The Lompoc Record recently published an opinion piece written by Utah psychologist Dr. Kenneth Brent Olson, a noted Libertarian who now lives and works in California. He made a compelling case against permit limits. In essence, his argument is that permitting requirements amount to artificial market controls that only continue to drive the black market.

It is hard to argue against Olson’s logic. For starters, it has been estimated on more than one occasion that California’s black-market dwarfs the legal market. How can that be? California is one of the most liberal states when it comes to cannabis use. Yet with such liberal laws in place, users still prefer the black market. Why? Because they can buy their cannabis cheaper from illegal operators.

That is what government permitting does. A permitting process that limits the number of active businesses artificially stifles competition. It stifles innovation and growth. Ultimately, it leads to artificially high prices because license holders know the competition will be limited once all the permits are issued.

2.   Not Just Recreational States

It should be noted that recreational states are the only ones suffering with the consequences of permit limits. Medical-only states are hurting themselves, too. In Utah, for example, there are only six licensed growing operations. Their combined efforts are not enough to meet patient demand. As a result, Provo’s Deseret Wellness says the state’s fourteen medical cannabis pharmacies cannot keep enough product on hand.

Whenever demand outstrips supply, what is the result? Higher prices. Right now, Utah represents a seller’s market so to speak. Growers, processors, and retailers are all able to charge higher prices because demand routinely outstrips supply. Furthermore, no new grower licenses mean very little hope of increased cannabis production.
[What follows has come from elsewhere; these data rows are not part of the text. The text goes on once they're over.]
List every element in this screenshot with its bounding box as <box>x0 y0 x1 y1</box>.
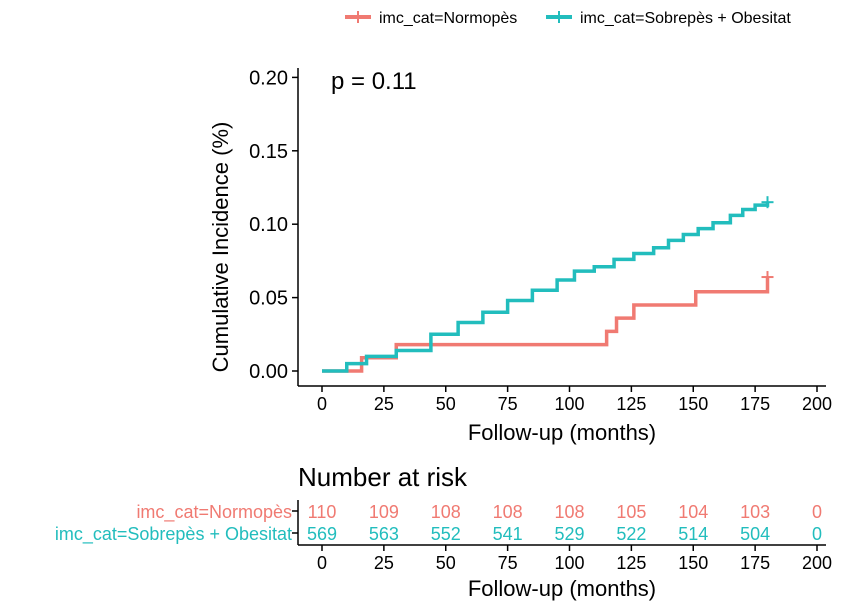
x-tick-label: 150 <box>678 394 708 414</box>
risk-value: 563 <box>369 524 399 544</box>
p-value-annotation: p = 0.11 <box>331 68 417 95</box>
y-tick-label: 0.15 <box>249 141 288 163</box>
risk-value: 552 <box>431 524 461 544</box>
risk-value: 514 <box>678 524 708 544</box>
risk-value: 108 <box>431 502 461 522</box>
x-tick-label: 0 <box>317 394 327 414</box>
y-tick-label: 0.00 <box>249 361 288 383</box>
risk-x-tick-label: 75 <box>498 553 518 573</box>
risk-table-title: Number at risk <box>298 462 468 492</box>
risk-value: 504 <box>740 524 770 544</box>
risk-table-panel: Number at risk imc_cat=Normopès 110 109 108 1… <box>55 462 832 601</box>
risk-value: 541 <box>493 524 523 544</box>
risk-value: 0 <box>812 502 822 522</box>
risk-x-tick-label: 25 <box>374 553 394 573</box>
risk-value: 529 <box>554 524 584 544</box>
risk-x-tick-label: 0 <box>317 553 327 573</box>
risk-row-label-2: imc_cat=Sobrepès + Obesitat <box>55 524 292 545</box>
risk-value: 104 <box>678 502 708 522</box>
x-tick-label: 175 <box>740 394 770 414</box>
x-tick-label: 125 <box>616 394 646 414</box>
legend-label-1: imc_cat=Normopès <box>379 10 517 27</box>
risk-value: 569 <box>307 524 337 544</box>
risk-value: 108 <box>554 502 584 522</box>
risk-value: 109 <box>369 502 399 522</box>
x-tick-label: 100 <box>554 394 584 414</box>
risk-row-label-1: imc_cat=Normopès <box>136 502 292 523</box>
y-tick-label: 0.20 <box>249 67 288 89</box>
risk-x-tick-label: 200 <box>802 553 832 573</box>
x-tick-label: 50 <box>436 394 456 414</box>
legend: imc_cat=Normopès imc_cat=Sobrepès + Obesi… <box>345 10 791 27</box>
risk-x-tick-label: 150 <box>678 553 708 573</box>
risk-value: 105 <box>616 502 646 522</box>
risk-value: 522 <box>616 524 646 544</box>
risk-x-axis-label: Follow-up (months) <box>468 576 656 601</box>
main-plot-panel: 0.00 0.05 0.10 0.15 0.20 0 25 50 75 100 125 150 175 2… <box>208 67 832 445</box>
y-axis-label: Cumulative Incidence (%) <box>208 122 233 373</box>
risk-x-tick-label: 175 <box>740 553 770 573</box>
risk-x-tick-label: 125 <box>616 553 646 573</box>
risk-x-tick-label: 100 <box>554 553 584 573</box>
risk-value: 103 <box>740 502 770 522</box>
x-tick-label: 75 <box>498 394 518 414</box>
y-tick-label: 0.05 <box>249 288 288 310</box>
risk-x-tick-label: 50 <box>436 553 456 573</box>
series-line-2 <box>322 202 770 373</box>
legend-label-2: imc_cat=Sobrepès + Obesitat <box>580 10 791 27</box>
x-tick-label: 200 <box>802 394 832 414</box>
risk-value: 0 <box>812 524 822 544</box>
risk-value: 108 <box>493 502 523 522</box>
x-axis-label: Follow-up (months) <box>468 420 656 445</box>
x-tick-label: 25 <box>374 394 394 414</box>
risk-value: 110 <box>308 502 337 522</box>
y-tick-label: 0.10 <box>249 214 288 236</box>
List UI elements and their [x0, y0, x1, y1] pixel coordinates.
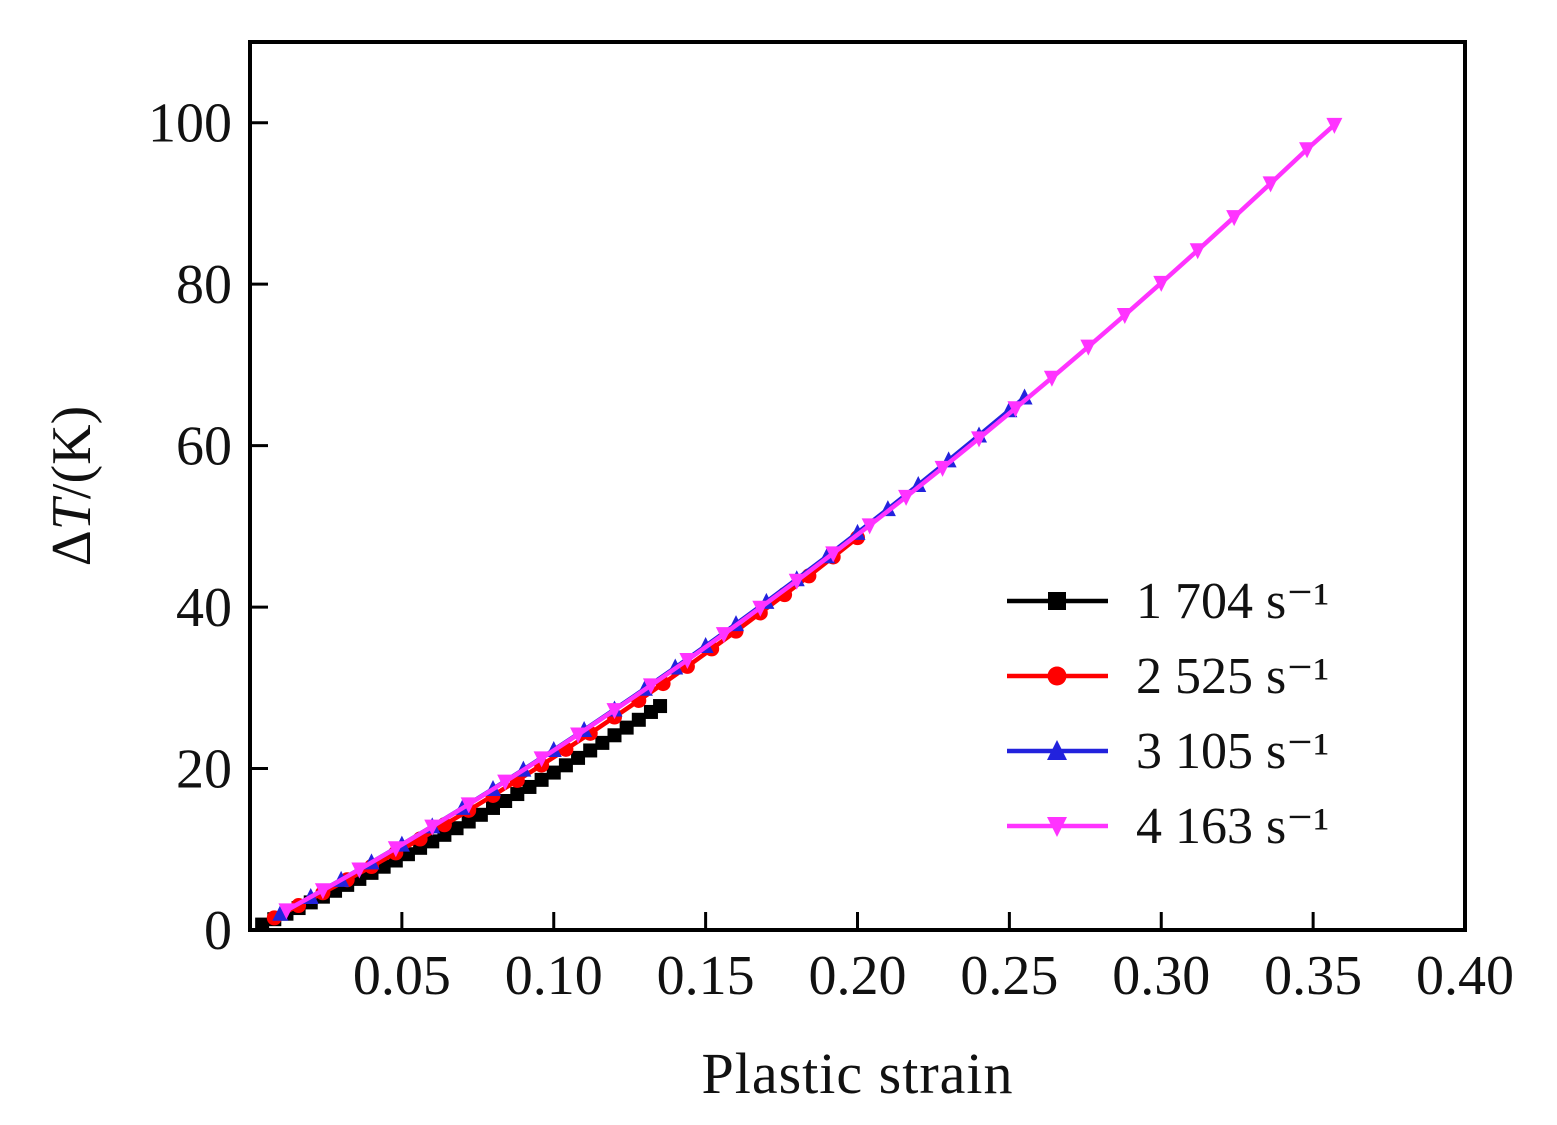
- series-line: [273, 535, 859, 920]
- series-triangle-down: [278, 117, 1343, 920]
- x-tick-label: 0.15: [657, 945, 755, 1007]
- legend-label: 2 525 s⁻¹: [1136, 648, 1330, 705]
- y-tick-label: 80: [176, 254, 232, 316]
- triangle-up-marker-icon: [1007, 740, 1108, 760]
- x-tick-label: 0.20: [809, 945, 907, 1007]
- x-tick-label: 0.30: [1112, 945, 1210, 1007]
- x-tick-label: 0.35: [1264, 945, 1362, 1007]
- x-tick-label: 0.40: [1416, 945, 1514, 1007]
- x-tick-label: 0.05: [353, 945, 451, 1007]
- axes: 0.05 0.10 0.15 0.20 0.25 0.30 0.35 0.40 0 20 40 60 8…: [148, 93, 1514, 1007]
- y-tick-label: 100: [148, 93, 232, 155]
- series-line: [279, 395, 1027, 916]
- y-tick-label: 40: [176, 577, 232, 639]
- y-axis-label: ΔT/(K): [41, 405, 103, 567]
- x-tick-label: 0.25: [960, 945, 1058, 1007]
- plot-frame: [248, 40, 1467, 932]
- legend: 1 704 s⁻¹ 2 525 s⁻¹ 3 105 s⁻¹ 4 163 s⁻¹: [1005, 570, 1329, 857]
- legend-item: 3 105 s⁻¹: [1005, 720, 1329, 782]
- square-marker-icon: [1007, 592, 1108, 610]
- legend-item: 2 525 s⁻¹: [1005, 645, 1329, 707]
- legend-item: 4 163 s⁻¹: [1005, 795, 1329, 857]
- series-triangle-up: [272, 388, 1033, 921]
- legend-label: 3 105 s⁻¹: [1136, 723, 1330, 780]
- y-tick-label: 0: [204, 900, 232, 962]
- legend-item: 1 704 s⁻¹: [1005, 570, 1329, 632]
- x-tick-label: 0.10: [505, 945, 603, 1007]
- triangle-down-marker-icon: [1007, 817, 1108, 837]
- x-axis-label: Plastic strain: [701, 1041, 1014, 1106]
- y-tick-label: 20: [176, 739, 232, 801]
- legend-label: 4 163 s⁻¹: [1136, 798, 1330, 855]
- legend-label: 1 704 s⁻¹: [1136, 573, 1330, 630]
- circle-marker-icon: [1007, 666, 1108, 686]
- y-tick-label: 60: [176, 416, 232, 478]
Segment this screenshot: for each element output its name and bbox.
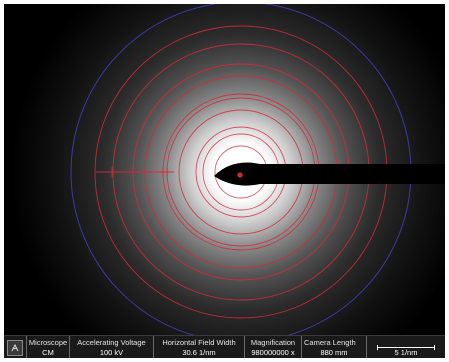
camera-length-value: 880 mm [320,347,348,357]
accelerating-voltage-field: Accelerating Voltage 100 kV [70,336,154,358]
center-marker-icon [237,172,243,178]
magnification-label: Magnification [250,338,296,347]
beam-stop-icon [214,162,445,186]
instrument-logo [4,336,27,358]
magnification-value: 980000000 x [251,347,295,357]
tick-marks [96,167,174,177]
microscope-logo-icon [7,339,23,356]
logo-glyph-icon [11,343,19,351]
scale-bar-label: 5 1/nm [394,347,418,357]
microscope-field: Microscope CM [27,336,70,358]
scale-bar: 5 1/nm [367,336,445,358]
horizontal-field-width-field: Horizontal Field Width 30.6 1/nm [154,336,245,358]
accelerating-voltage-value: 100 kV [99,347,124,357]
horizontal-field-width-value: 30.6 1/nm [182,347,216,357]
magnification-field: Magnification 980000000 x [245,336,302,358]
diffraction-image-viewer: Microscope CM Accelerating Voltage 100 k… [4,4,445,358]
diffraction-pattern [4,4,445,335]
scale-bar-line [377,344,435,350]
camera-length-label: Camera Length [304,338,356,347]
camera-length-field: Camera Length 880 mm [302,336,367,358]
image-databar: Microscope CM Accelerating Voltage 100 k… [4,335,445,358]
microscope-label: Microscope [28,338,68,347]
accelerating-voltage-label: Accelerating Voltage [77,338,146,347]
horizontal-field-width-label: Horizontal Field Width [162,338,236,347]
microscope-value: CM [42,347,54,357]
3.   Not Really Protecting Markets

Olson argues that states and municipalities limit the number of permits they distribute in order to protect the market. The thinking is that a limited number of permits will encourage investors to pump money into the system. That it does. But it also encourages those investors to maximize profits over innovation, quality, and actually taking care of customers.

When permits are artificially limited, those who hold them are artificially protected against competition. All they have to do is pay their annual fees and they are good to go. They do not have to worry about an unlicensed company coming in and beating them in the open market. Thus, there is no incentive to do better.

Limiting permit numbers only protects the market in the short term. It guarantees that the initial investment required to get a cannabis industry off the ground in a given jurisdiction is there. But once the industry is up and running, continuing permit limits does the exact opposite. In the end, limiting permits does not really make a lot of sense. But very little of what government implements does.